Ovulasi dan bertambahnya usia menyebabkan terperangkapnya fragmen epitel permukaan ovarium pada cleft (invaginasi permukaan) dan badan inklusi pada korteks ovarium. Beberapa penelitian telah membuktikan hubungan langsung frekuensi metaplasia dan neoplasma konversi pada daerah invaginasi dan badan inklusi. Hal ini memungkinkan karena pajanan berlebihan terhadap hormone atau lingkungan stromal kaya faktor pertumbuhan. Maka epithelial permukaan ovarium yang terjebak di korteks ovarium dapat dianggap sebagai proses neoplastik tempat berkembangnya kanker epithelia ovarium. Akan tetapi, bagaimana sel epitel permukaan atau ksita berkembang menjadi ganas belum diktehui sepenuhnya.

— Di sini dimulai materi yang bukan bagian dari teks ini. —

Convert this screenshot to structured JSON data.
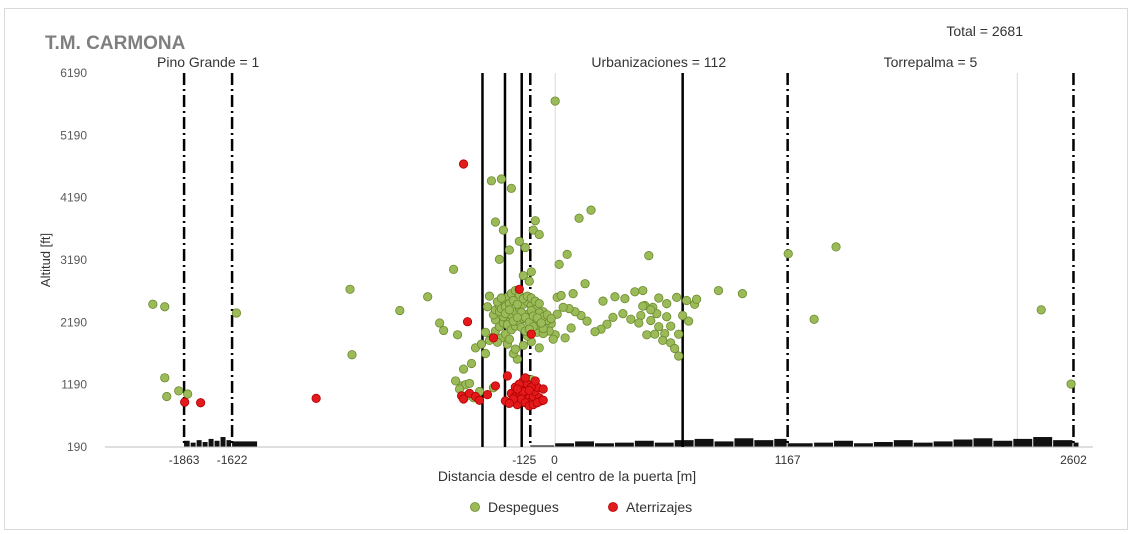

Ness dan Cottreau melalui penelitaannya mengungkapkan, inflamasi di lingkungan ovarium, seperti kerusakan sel, pajanan oksidatif, dan peningkatan sitokin dan prostaglandin, daripada terperangkapnya epithelial permukaan ovarium pada stroma. Kehilangan berulang membrane basal selama ovulasi, telah di implikasikan sebagai kejadian awal dari kista ovarium.
2)        Teori inflamasi
Teori ini berdasarkan peningkatan insiden kanker ovarium pada individu dengan penyakit inflamasi pelvis. Teori ini menduga karsinogen dapat berkontak dengan ovarium setelah melewati saluran genital. Walaupun adanya proteksi oleh ligasi tuba da histerektomi mendukung teori ini, tapi peranan signifikan faktor reproduksi lainnya tidak dijelaskan oleh teori ini.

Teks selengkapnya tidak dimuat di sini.